Throughout the 90’s Reebok Basketball was very contentious with Nike’s own basketball arm. With players like Shawn Kemp, Shaquille O’Neal, and the backbone of Reebok Basketball himself, Allen Iverson, Reebok cultivated itself as a highly viable court alternative to everything swoosh. Shoes like the Shaqnosis and the Kamikaze still move many sneakerheads into a slight frenzy as they recall the vicious dunks and jams associated with the sneaker’s namesakes. Allen Iverson’s Question and Answer sneaker series changed the game and ultimately sneaker marketing. Focusing on finesse and quick moves, the Iverson series approached basketball sneakers in a different light, even tagging in hip-hop artist Jadakiss to promote the brands street-borne credentials. These moves in Reebok’s NBA arm created storied and timeless associations with their 90’s basketball silhouettes.
Similarly, Reebok’s lifestyle division has a plethora of historic models. The Club C and Workout are 80’s classics that have seen a reinvigoration with new collaborations and colorways. The Reebok Classic is a true sneaker legend. Very few sneakers can last 30+ years unchanged and still have a strong following in their original guise, but the Classic makes it happen.
Reebok’s missteps lie in it trying to redefine itself with new unpopular models like the Fury series. True success for the brand lies in capitalizing on the nostalgic aspects of its history.
The Life & Death of Boost
2016 dawned and the sneaker world was a flutter. Adidas had dropped a new technology which was available on its new line of lifestyle runners; Boost technology had popped. The NMD and Ultraboost hype “boosted” Adidas into the #2 sneaker spot. Then with a further buoy from Kanye West’s Yeezy line, Adidas was able to strike into the #1 spot, briefly. By mid-2017, boost technology had peaked. Boost fanatics from the year before seemed scarce, and even though Yeezy was pushing the Adidas boat forward, first place was unsustainable.

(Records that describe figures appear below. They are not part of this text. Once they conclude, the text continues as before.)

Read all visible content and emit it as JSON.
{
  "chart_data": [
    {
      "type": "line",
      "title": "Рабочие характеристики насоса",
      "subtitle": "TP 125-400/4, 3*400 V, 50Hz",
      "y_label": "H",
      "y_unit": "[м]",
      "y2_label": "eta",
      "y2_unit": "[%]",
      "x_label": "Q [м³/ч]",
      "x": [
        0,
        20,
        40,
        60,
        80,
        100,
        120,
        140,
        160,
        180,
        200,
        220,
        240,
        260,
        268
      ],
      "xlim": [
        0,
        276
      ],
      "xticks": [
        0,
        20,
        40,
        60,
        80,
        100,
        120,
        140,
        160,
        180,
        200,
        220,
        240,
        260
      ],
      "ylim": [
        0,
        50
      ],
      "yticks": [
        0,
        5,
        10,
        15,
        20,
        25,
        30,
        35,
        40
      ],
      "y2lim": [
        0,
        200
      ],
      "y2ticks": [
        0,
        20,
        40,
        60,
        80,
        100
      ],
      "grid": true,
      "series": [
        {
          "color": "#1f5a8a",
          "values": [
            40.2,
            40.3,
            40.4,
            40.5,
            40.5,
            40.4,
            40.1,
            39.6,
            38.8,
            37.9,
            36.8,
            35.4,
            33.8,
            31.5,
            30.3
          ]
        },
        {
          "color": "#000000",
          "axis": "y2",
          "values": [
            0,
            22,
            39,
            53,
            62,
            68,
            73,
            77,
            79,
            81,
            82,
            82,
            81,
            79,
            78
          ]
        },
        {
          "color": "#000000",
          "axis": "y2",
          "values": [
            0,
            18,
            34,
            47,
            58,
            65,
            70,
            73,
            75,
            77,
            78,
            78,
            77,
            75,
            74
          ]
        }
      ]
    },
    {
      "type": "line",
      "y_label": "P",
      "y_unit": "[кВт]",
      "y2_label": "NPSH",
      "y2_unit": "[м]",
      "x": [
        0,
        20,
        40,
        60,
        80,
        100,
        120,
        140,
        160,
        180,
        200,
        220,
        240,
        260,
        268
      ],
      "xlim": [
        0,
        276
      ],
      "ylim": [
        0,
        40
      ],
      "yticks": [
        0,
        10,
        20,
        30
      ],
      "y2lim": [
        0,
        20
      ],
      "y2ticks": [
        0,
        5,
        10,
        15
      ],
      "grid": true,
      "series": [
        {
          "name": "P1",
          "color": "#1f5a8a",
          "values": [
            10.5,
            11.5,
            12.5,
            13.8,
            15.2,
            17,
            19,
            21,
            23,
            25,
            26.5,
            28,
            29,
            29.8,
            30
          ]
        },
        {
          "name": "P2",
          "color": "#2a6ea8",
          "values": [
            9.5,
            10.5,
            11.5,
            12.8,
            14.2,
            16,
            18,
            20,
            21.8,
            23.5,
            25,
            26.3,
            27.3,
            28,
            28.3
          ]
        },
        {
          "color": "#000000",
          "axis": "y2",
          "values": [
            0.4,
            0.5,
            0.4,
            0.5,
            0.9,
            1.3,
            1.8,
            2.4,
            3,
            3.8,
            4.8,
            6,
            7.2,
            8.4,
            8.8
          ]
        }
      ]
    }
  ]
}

But what sank the Adidas wave? People claim the Nike marketing arm (as insanely talented as they are) was responsible for a relentless onslaught that caught Adidas off-guard. However, the reality is much simpler. Despite the greatness that is Nike marketing, the quiver in the arrow that killed the Adidas wave was nostalgia.
While boost technology was innovative, comfortable, and for a moment, super cool, it offered no long-lasting feeling of importance. When compared to a bred Air Jordan 1 or an Atmos Air Max 1, the feeling from buying boost is short-lived.
Adidas, while a sneaker powerhouse of the modern era, has a very limited sneaker archive. Adidas’ failure to perpetuate the number one spot for a prolonged period lies in their inability to fully capture the heart of the market outside of the fütbol crowd. Most millennials didn’t grow up coveting sneakers from Adidas. Outside of the Stan Smith and Shelltoes, Adidas’ relevance pre-2000 was limited to the world of soccer.
Conclusion
Someone somewhere is reading this and underestimating the overwhelming power of nostalgia in the sneaker community, but the signs are all around you. In December, Nike’s Jordan Brand division sold out of one million pairs of Air Jordan 11 Concord’s and similarly sold six-figures numbers of their Infrared Air Jordan 6 over the past two weeks. Each week classic Jordan silhouettes are introduced in new, unimpressive colorways with less than premium materials and still sell in numbers that would embarrass even the most ambitious new silhouettes, that is the power of nostalgia.